Immune supportive therapy model for cystic fibrosis. Patients with CF early become infected with pathogens which contributed to the triad of infection → inflammation → lung-damage. The lung damage continues to create a pulmonary milieu that is susceptible to infection, so the triad continues resulting in the vicious circle of that is pathologic in CF. The feasibility of providing immune support focusing on hMSCs and BMDM which could be harnessed to skew the balance of the host response to infection and establishing chronic inflammation.
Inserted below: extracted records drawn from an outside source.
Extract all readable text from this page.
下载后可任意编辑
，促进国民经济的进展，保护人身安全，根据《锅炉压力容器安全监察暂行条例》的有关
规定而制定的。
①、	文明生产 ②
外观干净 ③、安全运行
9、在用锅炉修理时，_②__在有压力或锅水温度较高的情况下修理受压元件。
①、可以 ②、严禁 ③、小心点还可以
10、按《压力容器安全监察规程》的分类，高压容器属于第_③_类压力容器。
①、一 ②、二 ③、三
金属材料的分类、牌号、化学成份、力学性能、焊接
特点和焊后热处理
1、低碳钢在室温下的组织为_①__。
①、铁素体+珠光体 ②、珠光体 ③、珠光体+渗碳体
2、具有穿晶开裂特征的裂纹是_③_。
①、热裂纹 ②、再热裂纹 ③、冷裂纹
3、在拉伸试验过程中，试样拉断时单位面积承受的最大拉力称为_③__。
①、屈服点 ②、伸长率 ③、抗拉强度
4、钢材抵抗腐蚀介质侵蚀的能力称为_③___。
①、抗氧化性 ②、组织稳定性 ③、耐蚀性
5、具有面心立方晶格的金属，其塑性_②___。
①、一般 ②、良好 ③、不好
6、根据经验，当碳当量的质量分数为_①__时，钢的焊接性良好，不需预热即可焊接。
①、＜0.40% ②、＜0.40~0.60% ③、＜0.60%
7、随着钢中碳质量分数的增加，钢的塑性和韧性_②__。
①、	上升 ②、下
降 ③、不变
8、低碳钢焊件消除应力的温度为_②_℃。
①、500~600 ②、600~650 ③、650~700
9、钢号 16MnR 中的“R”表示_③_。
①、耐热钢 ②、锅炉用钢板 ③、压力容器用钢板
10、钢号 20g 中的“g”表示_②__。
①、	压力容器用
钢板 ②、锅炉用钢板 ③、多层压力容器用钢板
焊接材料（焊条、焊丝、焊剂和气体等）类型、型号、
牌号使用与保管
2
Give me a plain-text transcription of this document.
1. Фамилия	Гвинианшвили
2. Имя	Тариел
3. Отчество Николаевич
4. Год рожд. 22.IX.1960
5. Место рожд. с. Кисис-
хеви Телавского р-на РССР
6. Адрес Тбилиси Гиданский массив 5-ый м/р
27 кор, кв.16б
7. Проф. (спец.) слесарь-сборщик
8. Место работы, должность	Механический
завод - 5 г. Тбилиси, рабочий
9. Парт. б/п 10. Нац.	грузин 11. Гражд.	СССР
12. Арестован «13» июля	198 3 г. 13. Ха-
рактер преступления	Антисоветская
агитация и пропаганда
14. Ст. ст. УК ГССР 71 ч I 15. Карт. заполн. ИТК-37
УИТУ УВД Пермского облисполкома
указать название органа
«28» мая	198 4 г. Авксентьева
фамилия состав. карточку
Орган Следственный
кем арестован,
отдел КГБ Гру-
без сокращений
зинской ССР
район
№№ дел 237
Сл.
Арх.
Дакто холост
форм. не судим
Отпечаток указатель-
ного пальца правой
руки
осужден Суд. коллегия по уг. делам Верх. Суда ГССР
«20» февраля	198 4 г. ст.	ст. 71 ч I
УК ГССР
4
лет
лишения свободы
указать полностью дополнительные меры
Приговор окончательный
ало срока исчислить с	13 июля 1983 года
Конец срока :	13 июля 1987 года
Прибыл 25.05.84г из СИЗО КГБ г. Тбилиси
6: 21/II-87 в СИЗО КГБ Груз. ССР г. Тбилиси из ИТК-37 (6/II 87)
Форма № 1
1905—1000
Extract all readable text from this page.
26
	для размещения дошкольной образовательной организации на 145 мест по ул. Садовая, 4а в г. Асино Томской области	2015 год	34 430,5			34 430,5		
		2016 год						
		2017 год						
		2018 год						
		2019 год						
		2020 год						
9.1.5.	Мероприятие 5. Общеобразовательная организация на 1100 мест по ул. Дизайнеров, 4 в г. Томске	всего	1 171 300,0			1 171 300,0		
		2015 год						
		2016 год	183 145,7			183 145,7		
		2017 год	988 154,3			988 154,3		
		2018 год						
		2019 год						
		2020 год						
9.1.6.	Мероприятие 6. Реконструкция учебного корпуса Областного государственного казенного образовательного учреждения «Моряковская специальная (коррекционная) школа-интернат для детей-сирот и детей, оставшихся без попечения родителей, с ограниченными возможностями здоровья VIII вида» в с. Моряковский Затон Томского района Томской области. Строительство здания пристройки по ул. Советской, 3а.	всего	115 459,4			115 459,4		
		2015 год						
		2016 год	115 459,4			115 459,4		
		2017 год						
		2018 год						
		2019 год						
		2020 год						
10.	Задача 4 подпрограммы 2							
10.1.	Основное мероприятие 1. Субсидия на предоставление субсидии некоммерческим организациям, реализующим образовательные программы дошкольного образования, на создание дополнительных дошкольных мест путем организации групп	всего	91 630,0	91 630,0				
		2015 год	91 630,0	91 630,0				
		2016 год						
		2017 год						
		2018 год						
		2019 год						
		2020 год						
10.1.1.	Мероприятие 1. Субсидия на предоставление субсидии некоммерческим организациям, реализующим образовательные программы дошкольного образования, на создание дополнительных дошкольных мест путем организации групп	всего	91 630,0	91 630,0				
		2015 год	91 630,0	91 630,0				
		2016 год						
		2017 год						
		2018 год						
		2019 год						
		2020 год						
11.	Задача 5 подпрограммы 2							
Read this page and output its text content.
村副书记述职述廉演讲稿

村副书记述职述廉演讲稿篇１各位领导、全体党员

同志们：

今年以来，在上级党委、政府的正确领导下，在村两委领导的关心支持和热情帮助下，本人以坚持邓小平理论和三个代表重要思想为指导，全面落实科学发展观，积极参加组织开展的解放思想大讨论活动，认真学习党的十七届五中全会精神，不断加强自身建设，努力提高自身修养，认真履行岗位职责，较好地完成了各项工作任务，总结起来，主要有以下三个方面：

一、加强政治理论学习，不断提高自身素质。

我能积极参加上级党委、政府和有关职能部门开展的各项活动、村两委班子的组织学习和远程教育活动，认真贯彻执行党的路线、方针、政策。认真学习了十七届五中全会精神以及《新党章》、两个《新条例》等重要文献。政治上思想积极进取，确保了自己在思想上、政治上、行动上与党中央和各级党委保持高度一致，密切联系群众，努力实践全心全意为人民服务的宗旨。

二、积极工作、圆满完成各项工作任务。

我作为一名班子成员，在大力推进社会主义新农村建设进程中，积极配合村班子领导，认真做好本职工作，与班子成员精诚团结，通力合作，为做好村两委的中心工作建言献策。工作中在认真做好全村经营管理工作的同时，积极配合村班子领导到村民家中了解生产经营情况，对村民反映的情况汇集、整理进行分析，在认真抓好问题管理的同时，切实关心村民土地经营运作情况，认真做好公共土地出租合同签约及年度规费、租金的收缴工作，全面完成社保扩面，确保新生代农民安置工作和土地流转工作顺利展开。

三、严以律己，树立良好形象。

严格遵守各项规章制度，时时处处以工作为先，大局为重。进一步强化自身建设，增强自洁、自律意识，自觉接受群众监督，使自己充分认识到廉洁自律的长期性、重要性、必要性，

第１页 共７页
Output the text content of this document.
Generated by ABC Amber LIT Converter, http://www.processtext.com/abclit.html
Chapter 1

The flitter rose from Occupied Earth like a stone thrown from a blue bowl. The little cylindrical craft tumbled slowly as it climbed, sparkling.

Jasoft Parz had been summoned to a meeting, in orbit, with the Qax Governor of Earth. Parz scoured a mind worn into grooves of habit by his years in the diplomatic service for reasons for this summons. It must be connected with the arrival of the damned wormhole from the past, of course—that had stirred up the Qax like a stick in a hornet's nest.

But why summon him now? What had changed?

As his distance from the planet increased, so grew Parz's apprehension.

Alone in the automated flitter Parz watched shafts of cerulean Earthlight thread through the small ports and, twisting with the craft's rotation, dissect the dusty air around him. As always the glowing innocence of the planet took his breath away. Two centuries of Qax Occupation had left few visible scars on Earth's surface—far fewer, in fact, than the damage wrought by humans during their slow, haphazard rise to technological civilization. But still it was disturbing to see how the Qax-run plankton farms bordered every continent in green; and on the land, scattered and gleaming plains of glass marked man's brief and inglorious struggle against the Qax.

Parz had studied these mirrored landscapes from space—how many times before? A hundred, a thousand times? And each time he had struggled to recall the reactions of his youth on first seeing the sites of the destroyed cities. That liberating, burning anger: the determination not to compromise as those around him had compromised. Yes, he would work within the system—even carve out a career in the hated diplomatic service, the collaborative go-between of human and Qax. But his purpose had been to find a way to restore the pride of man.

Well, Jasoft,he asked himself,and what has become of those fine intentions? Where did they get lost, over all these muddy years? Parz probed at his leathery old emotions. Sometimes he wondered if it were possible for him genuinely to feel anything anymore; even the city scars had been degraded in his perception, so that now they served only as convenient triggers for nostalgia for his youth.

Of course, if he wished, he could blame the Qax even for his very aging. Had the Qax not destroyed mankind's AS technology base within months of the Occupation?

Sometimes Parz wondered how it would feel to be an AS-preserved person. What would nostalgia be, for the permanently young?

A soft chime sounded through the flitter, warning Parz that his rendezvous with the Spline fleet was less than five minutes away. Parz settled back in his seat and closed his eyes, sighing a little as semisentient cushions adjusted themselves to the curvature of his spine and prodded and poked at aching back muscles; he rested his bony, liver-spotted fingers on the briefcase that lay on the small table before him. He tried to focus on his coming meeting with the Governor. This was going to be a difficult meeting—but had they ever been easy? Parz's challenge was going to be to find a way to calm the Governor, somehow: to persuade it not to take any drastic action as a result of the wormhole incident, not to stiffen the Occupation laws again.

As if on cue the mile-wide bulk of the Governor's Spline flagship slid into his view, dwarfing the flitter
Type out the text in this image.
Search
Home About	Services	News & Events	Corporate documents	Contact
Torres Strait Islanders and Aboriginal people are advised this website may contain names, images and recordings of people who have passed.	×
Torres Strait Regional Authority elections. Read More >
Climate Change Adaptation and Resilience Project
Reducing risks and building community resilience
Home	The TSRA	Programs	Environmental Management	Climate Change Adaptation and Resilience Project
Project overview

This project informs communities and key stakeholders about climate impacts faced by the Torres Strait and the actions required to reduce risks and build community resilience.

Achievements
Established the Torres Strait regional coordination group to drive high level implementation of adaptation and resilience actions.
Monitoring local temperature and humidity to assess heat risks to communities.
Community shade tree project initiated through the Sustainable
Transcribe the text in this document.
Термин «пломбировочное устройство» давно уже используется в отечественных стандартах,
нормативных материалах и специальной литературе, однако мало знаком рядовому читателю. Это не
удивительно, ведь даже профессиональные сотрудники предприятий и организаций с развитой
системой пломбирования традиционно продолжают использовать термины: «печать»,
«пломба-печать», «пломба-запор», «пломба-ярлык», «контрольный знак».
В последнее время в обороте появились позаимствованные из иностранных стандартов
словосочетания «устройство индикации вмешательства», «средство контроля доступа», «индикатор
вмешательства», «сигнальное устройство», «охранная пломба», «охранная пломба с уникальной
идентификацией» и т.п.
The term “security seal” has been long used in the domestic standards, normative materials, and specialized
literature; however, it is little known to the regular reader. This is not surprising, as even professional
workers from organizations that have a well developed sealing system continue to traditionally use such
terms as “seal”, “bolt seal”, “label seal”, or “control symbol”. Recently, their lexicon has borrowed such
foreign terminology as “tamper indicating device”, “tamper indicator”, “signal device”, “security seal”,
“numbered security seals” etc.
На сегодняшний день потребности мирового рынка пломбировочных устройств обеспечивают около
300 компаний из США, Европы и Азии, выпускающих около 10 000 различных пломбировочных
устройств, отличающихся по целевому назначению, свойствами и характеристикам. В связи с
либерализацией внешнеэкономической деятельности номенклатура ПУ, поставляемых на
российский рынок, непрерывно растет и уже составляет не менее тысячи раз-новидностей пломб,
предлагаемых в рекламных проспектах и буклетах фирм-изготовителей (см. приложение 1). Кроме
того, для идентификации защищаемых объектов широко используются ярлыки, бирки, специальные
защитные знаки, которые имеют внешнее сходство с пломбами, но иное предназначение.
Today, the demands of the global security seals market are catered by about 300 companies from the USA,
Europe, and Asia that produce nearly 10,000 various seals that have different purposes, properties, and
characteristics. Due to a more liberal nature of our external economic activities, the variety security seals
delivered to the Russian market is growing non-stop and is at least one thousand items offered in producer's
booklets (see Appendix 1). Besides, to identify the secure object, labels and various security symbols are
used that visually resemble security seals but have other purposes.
Macrophages and hMSCs both have their potential roles in providing clinical efficacy and potency, but the key is likely how they interact in vivo. Macrophages defining the hMSC phenotype due to the milieu elicited and the contribution of the functionally tissue cued hMSCs to support the resolution toward homeostasis and tissue recovery. The hematopoietic approach would minimize the CFTR induced damage to the lung and other tissue, while at the same time promoting the patient’s management of their internal milieu. CRISPR/Cas9, the advent of iPSC cells and other gene editing technologies opens the door toward the potential adding corrective immune support in CF.